No one well-known was on the list, and some of the crimes dated back decades or had drawn little more than a slap on the wrist in the first place — such as a Pennsylvania man sentenced in 1963 to probation and a $20 fine for mutilating coins. The White House didn’t explain the charge, but tampering with federal currency is a crime.
The White House declined to give details on the cases or comment on why these particular people were selected by a president who previously had only pardoned Thanksgiving turkeys. Presidential pardons often come in the holiday season toward year’s-end, but they can sometimes be extremely controversial, such as when Bill Clinton pardoned fugitive financier Marc Rich at the end of his presidency.

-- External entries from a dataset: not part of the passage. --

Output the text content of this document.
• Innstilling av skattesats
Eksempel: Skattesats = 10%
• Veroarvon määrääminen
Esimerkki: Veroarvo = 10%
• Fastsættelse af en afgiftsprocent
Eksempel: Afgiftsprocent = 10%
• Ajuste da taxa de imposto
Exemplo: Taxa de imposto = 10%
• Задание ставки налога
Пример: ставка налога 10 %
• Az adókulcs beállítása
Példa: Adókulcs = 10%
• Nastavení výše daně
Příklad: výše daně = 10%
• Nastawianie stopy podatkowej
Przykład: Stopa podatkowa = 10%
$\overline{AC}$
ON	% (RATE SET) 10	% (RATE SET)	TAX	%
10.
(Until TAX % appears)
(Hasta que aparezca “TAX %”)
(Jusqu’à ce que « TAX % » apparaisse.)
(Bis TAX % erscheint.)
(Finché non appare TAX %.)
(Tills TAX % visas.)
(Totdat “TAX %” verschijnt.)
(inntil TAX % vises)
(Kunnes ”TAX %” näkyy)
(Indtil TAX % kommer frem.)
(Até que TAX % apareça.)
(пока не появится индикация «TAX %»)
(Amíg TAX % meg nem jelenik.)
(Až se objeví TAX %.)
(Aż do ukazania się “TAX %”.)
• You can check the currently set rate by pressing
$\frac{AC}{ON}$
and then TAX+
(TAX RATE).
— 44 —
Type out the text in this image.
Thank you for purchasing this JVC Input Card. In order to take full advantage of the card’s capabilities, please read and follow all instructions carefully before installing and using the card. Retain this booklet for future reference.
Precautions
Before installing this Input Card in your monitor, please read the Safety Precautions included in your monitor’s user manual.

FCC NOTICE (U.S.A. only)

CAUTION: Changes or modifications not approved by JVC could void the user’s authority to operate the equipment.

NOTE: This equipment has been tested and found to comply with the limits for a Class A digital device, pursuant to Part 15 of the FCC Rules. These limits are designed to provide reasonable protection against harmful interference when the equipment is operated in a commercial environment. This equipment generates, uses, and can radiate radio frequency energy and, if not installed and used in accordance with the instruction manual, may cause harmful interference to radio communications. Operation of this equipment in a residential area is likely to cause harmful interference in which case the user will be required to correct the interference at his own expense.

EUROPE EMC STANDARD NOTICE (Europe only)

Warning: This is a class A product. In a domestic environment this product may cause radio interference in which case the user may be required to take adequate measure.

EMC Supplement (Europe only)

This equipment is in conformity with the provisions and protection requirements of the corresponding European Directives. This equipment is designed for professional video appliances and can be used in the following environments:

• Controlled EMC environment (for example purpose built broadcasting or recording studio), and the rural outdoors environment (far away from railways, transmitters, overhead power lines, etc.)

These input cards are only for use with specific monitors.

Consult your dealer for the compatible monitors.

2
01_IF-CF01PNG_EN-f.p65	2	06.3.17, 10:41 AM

“The president was moved by the strength of the applicants’ post-conviction efforts at atonement, as well as their superior citizenship and individual achievements in the years since their convictions,” said White House spokesman Reid Cherlin. The White House announced the pardons Friday as Obama was in the air on the way home from a surprise visit to Afghanistan.
The people pardoned were:
—James Bernard Banks, of Liberty, Utah, sentenced to two years of probation in 1972 for illegal possession of government property.

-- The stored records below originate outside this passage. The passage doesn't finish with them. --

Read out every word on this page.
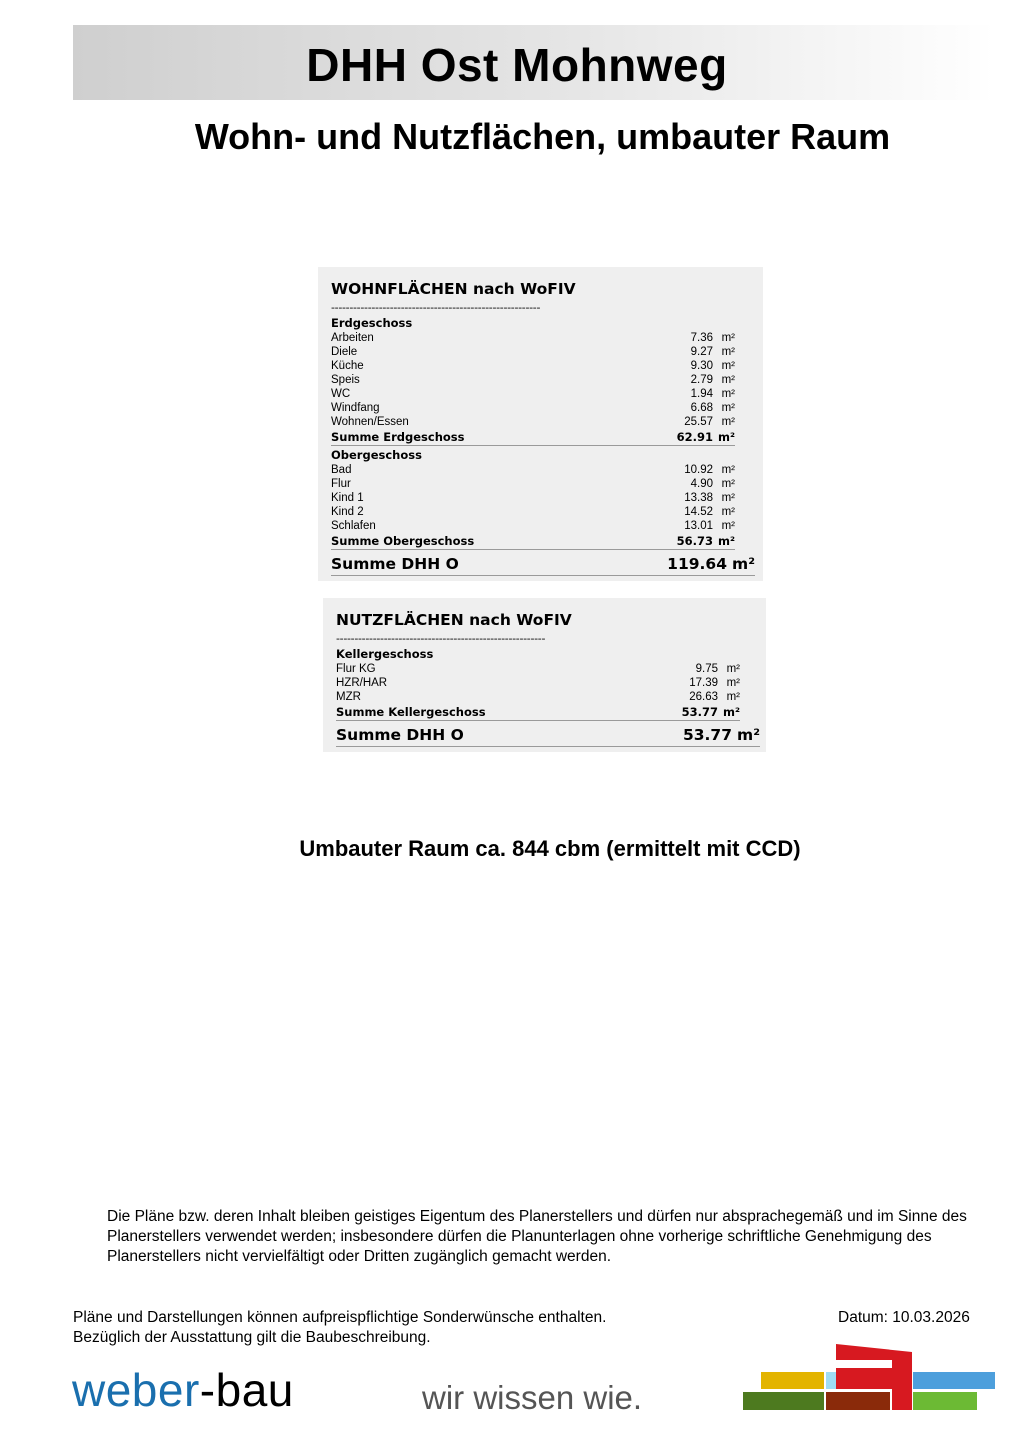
DHH Ost Mohnweg
Wohn- und Nutzflächen, umbauter Raum
WOHNFLÄCHEN nach WoFIV
---------------------------------------------------------
Erdgeschoss
Arbeiten	7.36 m²
Diele	9.27 m²
Küche	9.30 m²
Speis	2.79 m²
WC	1.94 m²
Windfang	6.68 m²
Wohnen/Essen	25.57 m²
Summe Erdgeschoss	62.91 m²
Obergeschoss
Bad	10.92 m²
Flur	4.90 m²
Kind 1	13.38 m²
Kind 2	14.52 m²
Schlafen	13.01 m²
Summe Obergeschoss	56.73 m²
Summe DHH O	119.64 m²
NUTZFLÄCHEN nach WoFIV
---------------------------------------------------------
Kellergeschoss
Flur KG	9.75 m²
HZR/HAR	17.39 m²
MZR	26.63 m²
Summe Kellergeschoss	53.77 m²
Summe DHH O	53.77 m²
Umbauter Raum ca. 844 cbm (ermittelt mit CCD)
Die Pläne bzw. deren Inhalt bleiben geistiges Eigentum des Planerstellers und dürfen nur absprachegemäß und im Sinne des Planerstellers verwendet werden; insbesondere dürfen die Planunterlagen ohne vorherige schriftliche Genehmigung des Planerstellers nicht vervielfältigt oder Dritten zugänglich gemacht werden.
Pläne und Darstellungen können aufpreispflichtige Sonderwünsche enthalten.
Bezüglich der Ausstattung gilt die Baubeschreibung.
Datum: 10.03.2026
weber-bau	wir wissen wie.
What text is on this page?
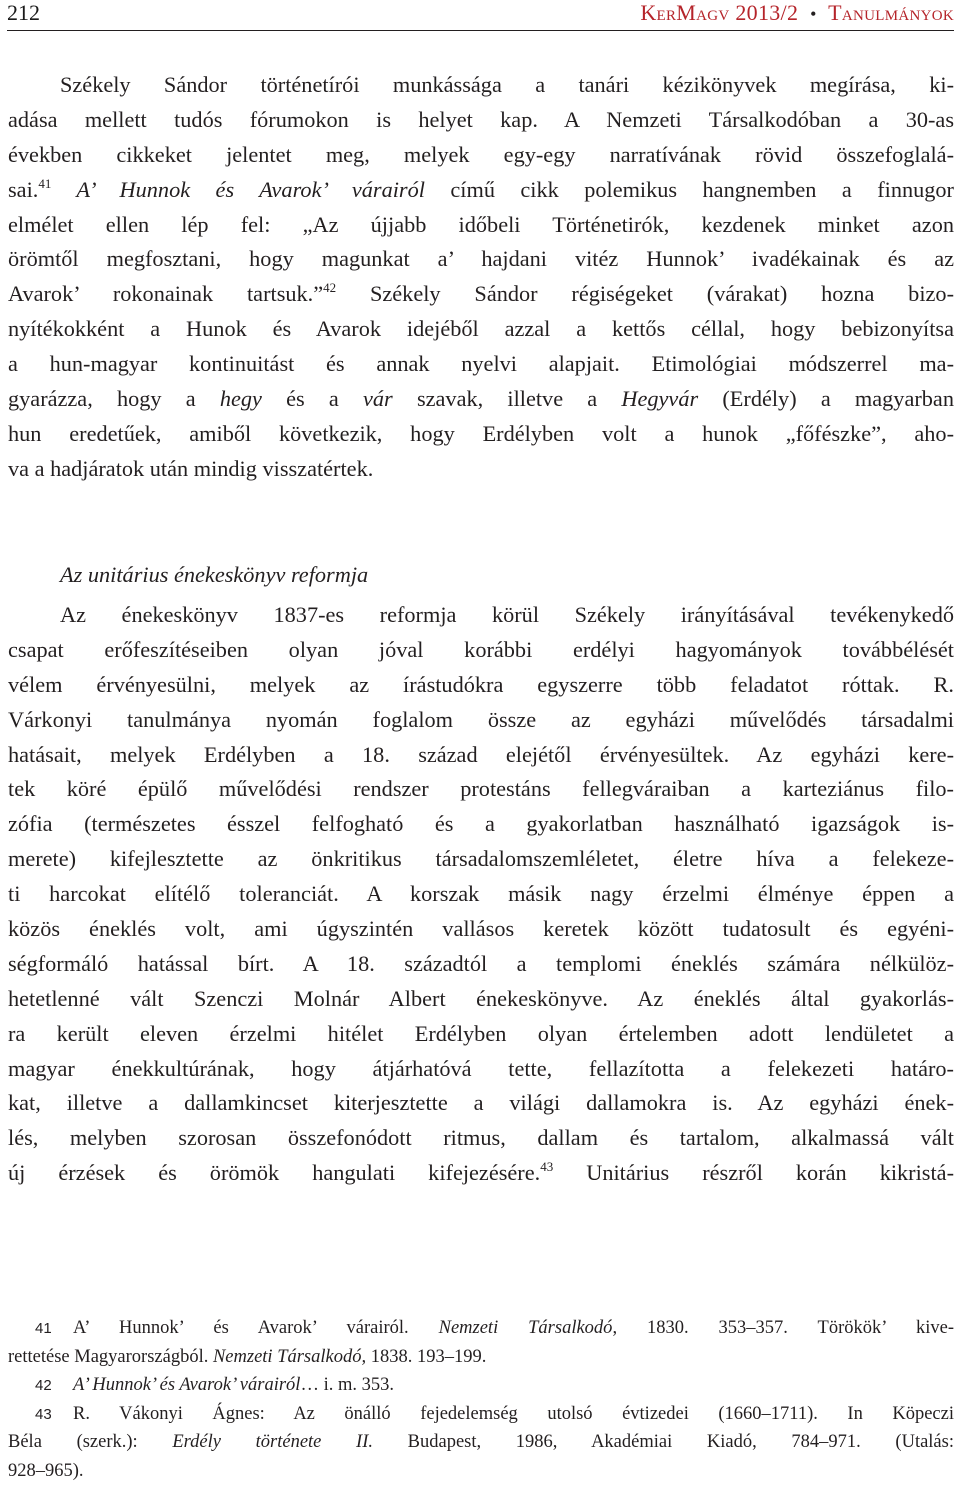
212	KerMagv 2013/2 • Tanulmányok
Székely Sándor történetírói munkássága a tanári kézikönyvek megírása, ki-
adása mellett tudós fórumokon is helyet kap. A Nemzeti Társalkodóban a 30-as
években cikkeket jelentet meg, melyek egy-egy narratívának rövid összefoglalá-
sai.$^{41}$ A’ Hunnok és Avarok’ várairól című cikk polemikus hangnemben a finnugor
elmélet ellen lép fel: „Az újjabb időbeli Történetirók, kezdenek minket azon
örömtől megfosztani, hogy magunkat a’ hajdani vitéz Hunnok’ ivadékainak és az
Avarok’ rokonainak tartsuk.”$^{42}$ Székely Sándor régiségeket (várakat) hozna bizo-
nyítékokként a Hunok és Avarok idejéből azzal a kettős céllal, hogy bebizonyítsa
a hun-magyar kontinuitást és annak nyelvi alapjait. Etimológiai módszerrel ma-
gyarázza, hogy a hegy és a vár szavak, illetve a Hegyvár (Erdély) a magyarban
hun eredetűek, amiből következik, hogy Erdélyben volt a hunok „főfészke”, aho-
va a hadjáratok után mindig visszatértek.
Az unitárius énekeskönyv reformja
Az énekeskönyv 1837-es reformja körül Székely irányításával tevékenykedő
csapat erőfeszítéseiben olyan jóval korábbi erdélyi hagyományok továbbélését
vélem érvényesülni, melyek az írástudókra egyszerre több feladatot róttak. R.
Várkonyi tanulmánya nyomán foglalom össze az egyházi művelődés társadalmi
hatásait, melyek Erdélyben a 18. század elejétől érvényesültek. Az egyházi kere-
tek köré épülő művelődési rendszer protestáns fellegváraiban a karteziánus filo-
zófia (természetes ésszel felfogható és a gyakorlatban használható igazságok is-
merete) kifejlesztette az önkritikus társadalomszemléletet, életre híva a felekeze-
ti harcokat elítélő toleranciát. A korszak másik nagy érzelmi élménye éppen a
közös éneklés volt, ami úgyszintén vallásos keretek között tudatosult és egyéni-
ségformáló hatással bírt. A 18. századtól a templomi éneklés számára nélkülöz-
hetetlenné vált Szenczi Molnár Albert énekeskönyve. Az éneklés által gyakorlás-
ra került eleven érzelmi hitélet Erdélyben olyan értelemben adott lendületet a
magyar énekkultúrának, hogy átjárhatóvá tette, fellazította a felekezeti határo-
kat, illetve a dallamkincset kiterjesztette a világi dallamokra is. Az egyházi ének-
lés, melyben szorosan összefonódott ritmus, dallam és tartalom, alkalmassá vált
új érzések és örömök hangulati kifejezésére.$^{43}$ Unitárius részről korán kikristá-
41 A’ Hunnok’ és Avarok’ várairól. Nemzeti Társalkodó, 1830. 353–357. Törökök’ kive-
rettetése Magyarországból. Nemzeti Társalkodó, 1838. 193–199.
42 A’ Hunnok’ és Avarok’ várairól… i. m. 353.
43 R. Vákonyi Ágnes: Az önálló fejedelemség utolsó évtizedei (1660–1711). In Köpeczi
Béla (szerk.): Erdély története II. Budapest, 1986, Akadémiai Kiadó, 784–971. (Utalás:
928–965).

—Russell James Dixon, of Clayton, Ga., sentenced to two years of probation in 1960 for a liquor law violation.
—Laurens Dorsey, of Syracuse, N.Y., sentenced in 1998 to five years of probation and $71,000 in restitution for conspiracy to defraud by making false statements to the Food and Drug Administration.

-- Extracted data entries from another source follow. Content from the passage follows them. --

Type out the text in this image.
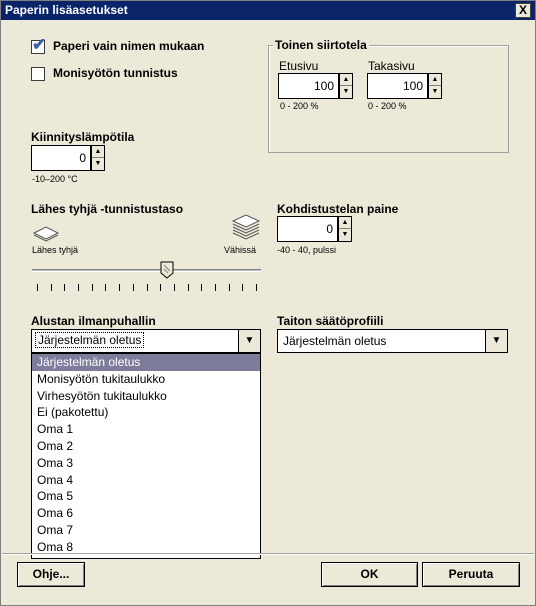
Paperin lisäasetukset	X
✔ Paperi vain nimen mukaan
Monisyötön tunnistus
Toinen siirtotela
Etusivu
100	▲
▼
0 - 200 %
Takasivu
100	▲
▼
0 - 200 %
Kiinnityslämpötila
0	▲
▼
-10–200 °C
Lähes tyhjä -tunnistustaso
Lähes tyhjä	Vähissä
Kohdistustelan paine
0	▲
▼
-40 - 40, pulssi
Alustan ilmanpuhallin
Järjestelmän oletus	▼
Järjestelmän oletus
Monisyötön tukitaulukko
Virhesyötön tukitaulukko
Ei (pakotettu)
Oma 1
Oma 2
Oma 3
Oma 4
Oma 5
Oma 6
Oma 7
Oma 8
Taiton säätöprofiili
Järjestelmän oletus	▼
Ohje...	OK	Peruuta
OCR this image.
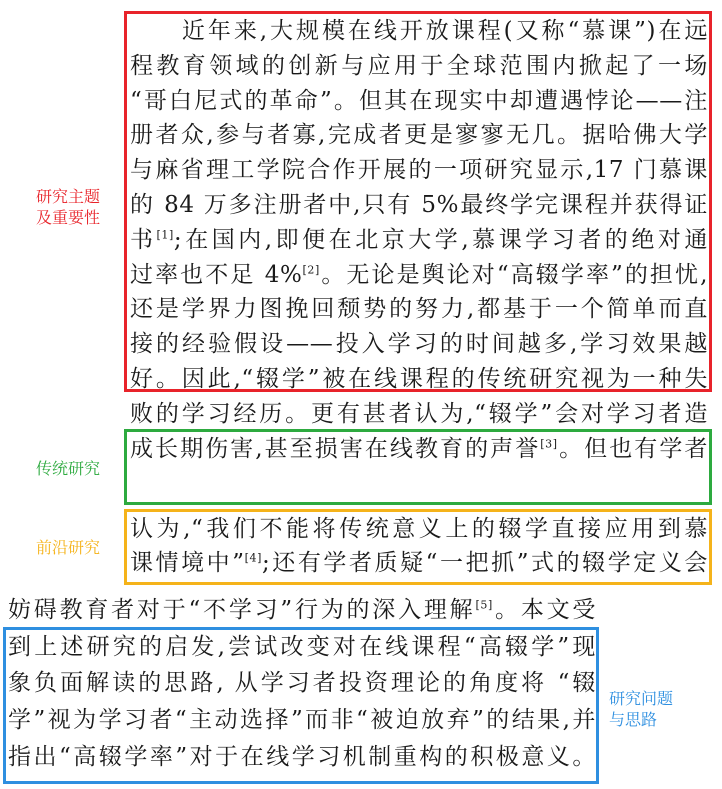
研究主题
及重要性
传统研究
前沿研究
研究问题
与思路
　　近年来,大规模在线开放课程(又称“慕课”)在远
程教育领域的创新与应用于全球范围内掀起了一场
“哥白尼式的革命”。但其在现实中却遭遇悖论——注
册者众,参与者寡,完成者更是寥寥无几。据哈佛大学
与麻省理工学院合作开展的一项研究显示,17 门慕课
的 84 万多注册者中,只有 5%最终学完课程并获得证
书[1];在国内,即便在北京大学,慕课学习者的绝对通
过率也不足 4%[2]。无论是舆论对“高辍学率”的担忧,
还是学界力图挽回颓势的努力,都基于一个简单而直
接的经验假设——投入学习的时间越多,学习效果越
好。因此,“辍学”被在线课程的传统研究视为一种失
败的学习经历。更有甚者认为,“辍学”会对学习者造
成长期伤害,甚至损害在线教育的声誉[3]。但也有学者
认为,“我们不能将传统意义上的辍学直接应用到慕
课情境中”[4];还有学者质疑“一把抓”式的辍学定义会
妨碍教育者对于“不学习”行为的深入理解[5]。本文受
到上述研究的启发,尝试改变对在线课程“高辍学”现
象负面解读的思路, 从学习者投资理论的角度将 “辍
学”视为学习者“主动选择”而非“被迫放弃”的结果,并
指出“高辍学率”对于在线学习机制重构的积极意义。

—Ronald Lee Foster, of Beaver Falls, Pa., sentenced in 1963 to a year of probation and a $20 fine for mutilating coins.
—Timothy James Gallagher, of Navasota, Texas, sentenced in 1982 to three years of probation for cocaine possession and conspiracy to distribute.
—Roxane Kay Hettinger, Powder Springs, Ga., sentenced in 1986 to 30 days in jail and three years of probation for conspiracy to distribute cocaine.
—Edgar Leopold Kranz Jr., of Minot, N.D., who received 24 months of confinement and a pay reduction for cocaine use, adultery and bouncing checks.
—Floretta Leavy, of Rockford, Ill., sentenced in 1984 to 366 days in prison and three years of parole for drug offenses.
—Scoey Lathaniel Morris, of Crosby, Texas, sentenced in 1991 to three years of probation and $1,200 restitution for counterfeiting offenses.